The Events table has these columns:

Events Table Column Name Description
Date & Time

The time at which the event was generated.

State
  • Pending - The administrator is requested to perform an action to remediate the event.

    For example, the policy is in Monitor mode, and a detected phishing email is in a user's mailbox.

  • Remediated - The event has been remediated, manually or automatically based on the policy.

    Event may be remediated in many ways, such as quarantining the email, removing attachments, or delivering it to the Junk/Spam folder.
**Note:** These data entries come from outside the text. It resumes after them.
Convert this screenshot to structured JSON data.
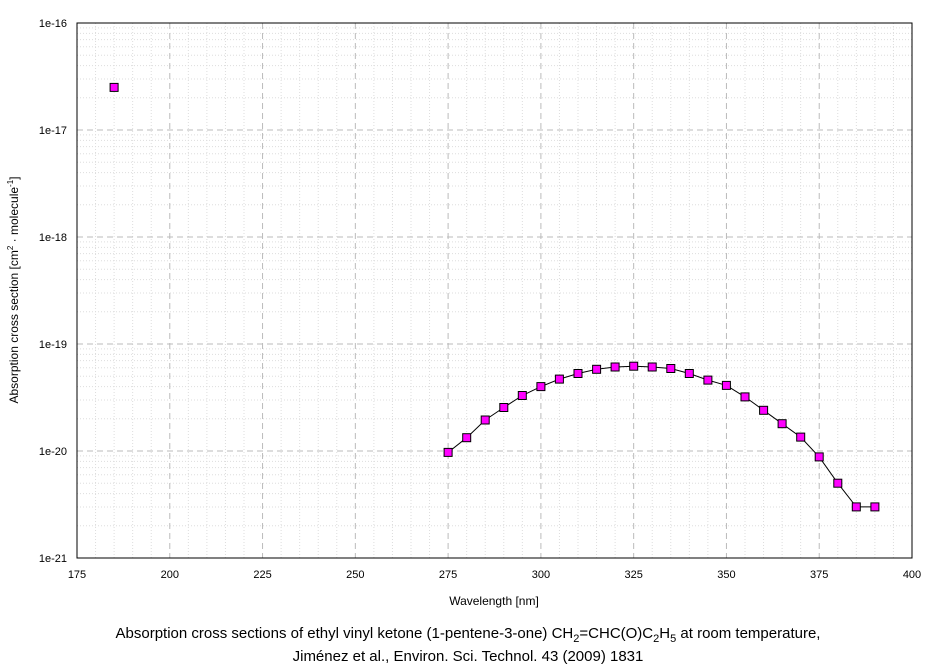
{
  "chart_data": {
    "type": "scatter",
    "xlabel": "Wavelength [nm]",
    "ylabel_parts": [
      "Absorption cross section [cm",
      "2",
      " · molecule",
      "-1",
      "]"
    ],
    "xlim": [
      175,
      400
    ],
    "ylim": [
      1e-21,
      1e-16
    ],
    "y_scale": "log",
    "grid": true,
    "x_ticks": [
      "175",
      "200",
      "225",
      "250",
      "275",
      "300",
      "325",
      "350",
      "375",
      "400"
    ],
    "y_ticks": [
      "1e-21",
      "1e-20",
      "1e-19",
      "1e-18",
      "1e-17",
      "1e-16"
    ],
    "marker_color": "#ff00ff",
    "line_color": "#000000",
    "points": [
      {
        "x": 185,
        "y": 2.5e-17
      },
      {
        "x": 275,
        "y": 9.7e-21
      },
      {
        "x": 280,
        "y": 1.33e-20
      },
      {
        "x": 285,
        "y": 1.95e-20
      },
      {
        "x": 290,
        "y": 2.55e-20
      },
      {
        "x": 295,
        "y": 3.3e-20
      },
      {
        "x": 300,
        "y": 4e-20
      },
      {
        "x": 305,
        "y": 4.7e-20
      },
      {
        "x": 310,
        "y": 5.3e-20
      },
      {
        "x": 315,
        "y": 5.8e-20
      },
      {
        "x": 320,
        "y": 6.1e-20
      },
      {
        "x": 325,
        "y": 6.2e-20
      },
      {
        "x": 330,
        "y": 6.1e-20
      },
      {
        "x": 335,
        "y": 5.9e-20
      },
      {
        "x": 340,
        "y": 5.3e-20
      },
      {
        "x": 345,
        "y": 4.6e-20
      },
      {
        "x": 350,
        "y": 4.1e-20
      },
      {
        "x": 355,
        "y": 3.2e-20
      },
      {
        "x": 360,
        "y": 2.4e-20
      },
      {
        "x": 365,
        "y": 1.8e-20
      },
      {
        "x": 370,
        "y": 1.35e-20
      },
      {
        "x": 375,
        "y": 8.8e-21
      },
      {
        "x": 380,
        "y": 5e-21
      },
      {
        "x": 385,
        "y": 3e-21
      },
      {
        "x": 390,
        "y": 3e-21
      }
    ],
    "line_from_x": 275
  },
  "caption": {
    "line1_parts": [
      "Absorption cross sections of ethyl vinyl ketone (1-pentene-3-one) CH",
      "2",
      "=CHC(O)C",
      "2",
      "H",
      "5",
      " at room temperature,"
    ],
    "line2": "Jiménez et al., Environ. Sci. Technol. 43 (2009) 1831"
  }
}
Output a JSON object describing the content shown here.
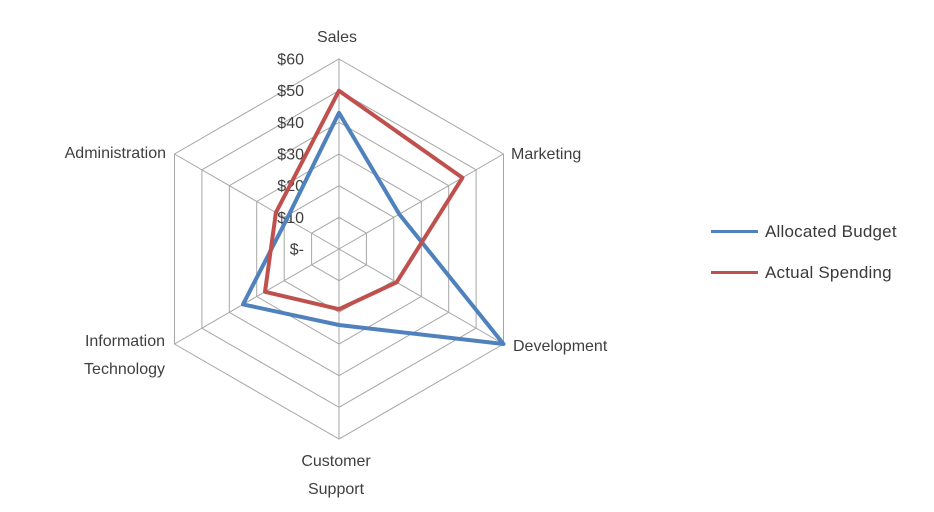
{
  "chart_data": {
    "type": "radar",
    "title": "",
    "categories": [
      "Sales",
      "Marketing",
      "Development",
      "Customer Support",
      "Information Technology",
      "Administration"
    ],
    "series": [
      {
        "name": "Allocated Budget",
        "color": "#4F81BD",
        "values": [
          43,
          22,
          60,
          24,
          35,
          19
        ]
      },
      {
        "name": "Actual Spending",
        "color": "#C0504D",
        "values": [
          50,
          45,
          21,
          19,
          27,
          23
        ]
      }
    ],
    "radial_axis": {
      "min": 0,
      "max": 60,
      "step": 10,
      "tick_labels": [
        "$-",
        "$10",
        "$20",
        "$30",
        "$40",
        "$50",
        "$60"
      ],
      "format": "currency"
    },
    "grid": {
      "shape": "hexagon",
      "rings": 6,
      "color": "#A6A6A6"
    },
    "legend": {
      "position": "right"
    },
    "background": "#FFFFFF"
  }
}
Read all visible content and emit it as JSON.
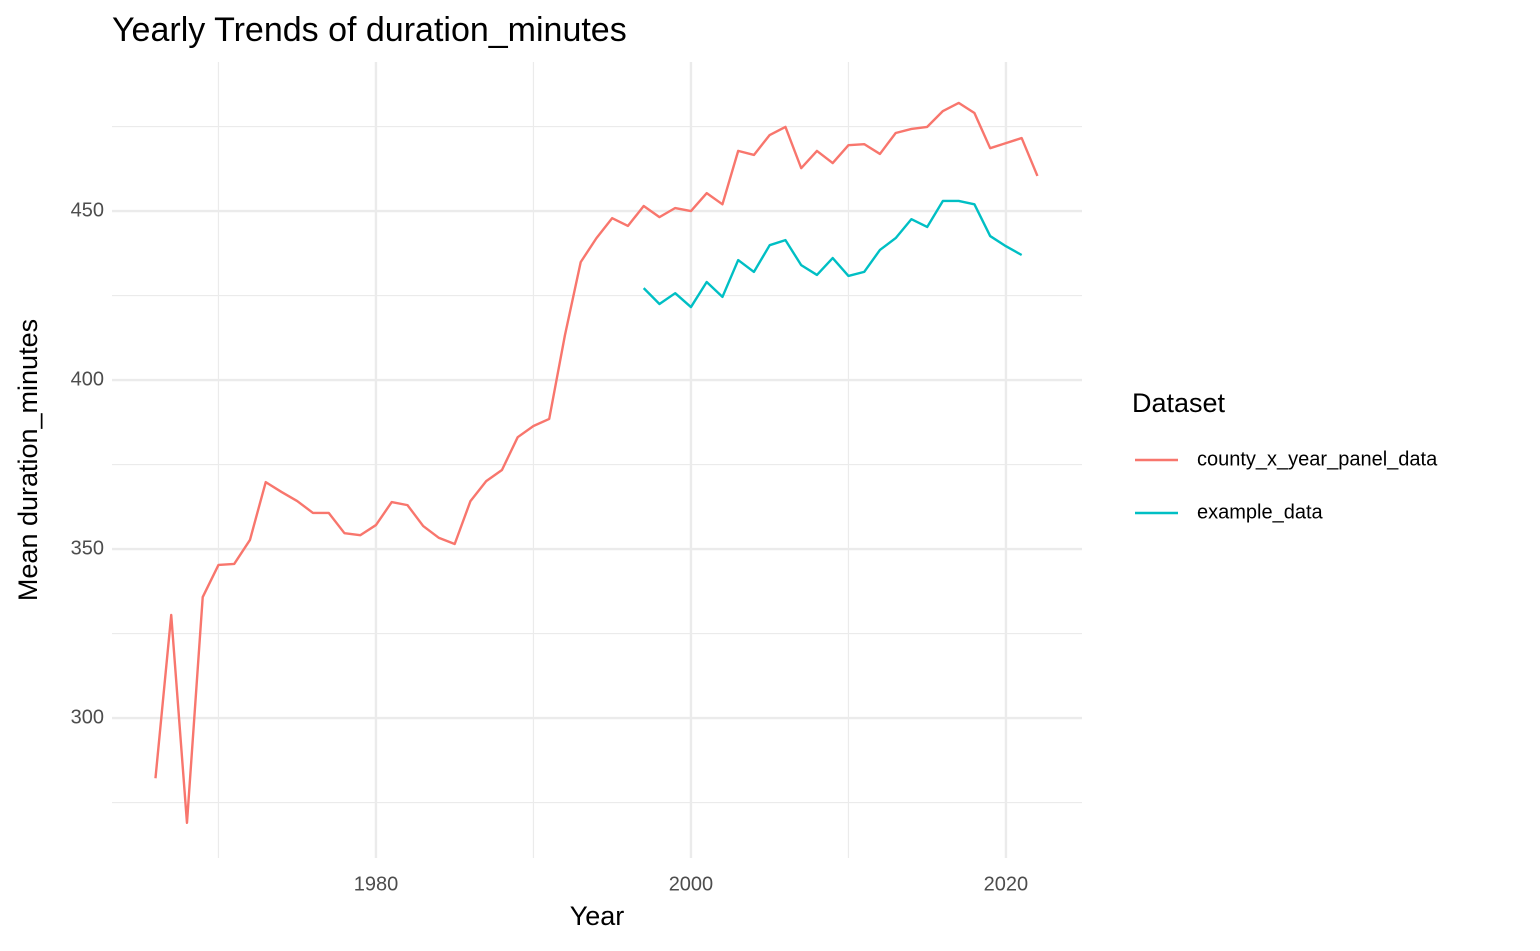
{
  "chart_data": {
    "type": "line",
    "title": "Yearly Trends of duration_minutes",
    "x_label": "Year",
    "y_label": "Mean duration_minutes",
    "legend_title": "Dataset",
    "legend_position": "right",
    "grid": true,
    "x": [
      1966,
      1967,
      1968,
      1969,
      1970,
      1971,
      1972,
      1973,
      1974,
      1975,
      1976,
      1977,
      1978,
      1979,
      1980,
      1981,
      1982,
      1983,
      1984,
      1985,
      1986,
      1987,
      1988,
      1989,
      1990,
      1991,
      1992,
      1993,
      1994,
      1995,
      1996,
      1997,
      1998,
      1999,
      2000,
      2001,
      2002,
      2003,
      2004,
      2005,
      2006,
      2007,
      2008,
      2009,
      2010,
      2011,
      2012,
      2013,
      2014,
      2015,
      2016,
      2017,
      2018,
      2019,
      2020,
      2021,
      2022
    ],
    "series": [
      {
        "name": "county_x_year_panel_data",
        "color": "#F8766D",
        "values": [
          282.2,
          330.5,
          269,
          335.8,
          345.3,
          345.6,
          352.7,
          369.8,
          366.9,
          364.2,
          360.7,
          360.7,
          354.7,
          354.1,
          357.1,
          363.9,
          363,
          356.8,
          353.3,
          351.5,
          364.2,
          370.1,
          373.4,
          383.1,
          386.4,
          388.5,
          413.3,
          434.9,
          442,
          447.9,
          445.6,
          451.5,
          448.2,
          450.9,
          450,
          455.3,
          452,
          467.8,
          466.6,
          472.5,
          474.9,
          462.7,
          467.8,
          464.2,
          469.5,
          469.8,
          466.9,
          473.1,
          474.3,
          474.9,
          479.6,
          482,
          479,
          468.6,
          470.1,
          471.6,
          460.4
        ]
      },
      {
        "name": "example_data",
        "color": "#00BFC4",
        "values": [
          null,
          null,
          null,
          null,
          null,
          null,
          null,
          null,
          null,
          null,
          null,
          null,
          null,
          null,
          null,
          null,
          null,
          null,
          null,
          null,
          null,
          null,
          null,
          null,
          null,
          null,
          null,
          null,
          null,
          null,
          null,
          427.2,
          422.5,
          425.7,
          421.6,
          429,
          424.6,
          435.5,
          432,
          439.9,
          441.4,
          434,
          431.1,
          436.1,
          430.8,
          432,
          438.5,
          442,
          447.6,
          445.3,
          453,
          453,
          452,
          442.6,
          439.6,
          437,
          null
        ]
      }
    ],
    "xlim": [
      1963.24,
      2024.83
    ],
    "xticks": [
      1980,
      2000,
      2020
    ],
    "xminor": [
      1970,
      1990,
      2010
    ],
    "ylim": [
      258.6,
      494.1
    ],
    "yticks": [
      300,
      350,
      400,
      450
    ],
    "yminor": [
      275,
      325,
      375,
      425,
      475
    ]
  }
}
  • Detected - Security event took place, but the administrator cannot manually remediate it.

    For example, a malicious email was sent by an internal user to an external recipient.

  • Dismissed - The event was manually dismissed by an administrator.

Severity

Severity of the security event.

  • Critical

  • High

  • Medium

  • Low

  • Very Low

SaaS

The SaaS application the event was triggered in.

Threat Type
  • DLP

  • Malware

  • Phishing

    • Under Phishing, in many cases, the exact phishing category will be available.

  • Anomaly

  • Suspected Phishing

  • Suspected Malware

  • Shadow IT

  • Spam

  • Alert - Based on the policy and configurations, event generated alerts sent to all users.

  • Malicious URL Click

  • Proceed to Malicious URL

Details

Information about the event.

User

The users involved in the event.

Examples:

  • For a phishing event, the column shows the sender and the recipients.

  • For a compromised account (anomaly) event, the column shows the compromised user.

Action Taken

The action that was taken to remediate the event.

Remediated By
  • Avanan - Avanan took the remediation action automatically based on the policy.

  • Microsoft - Microsoft took the remediation action automatically.

  • Admin - Administrator performed manual remediation on the event.

    For example, the administrator quarantined the email post-delivery.

  • Avanan analyst - A Avanan

    analyst checked the end-user requests and reports. This is relevant only for customers that purchased the Incident Response as a service add-on.

Notes

Shows the notes associated with the security event. See Adding a Note to a Security Event.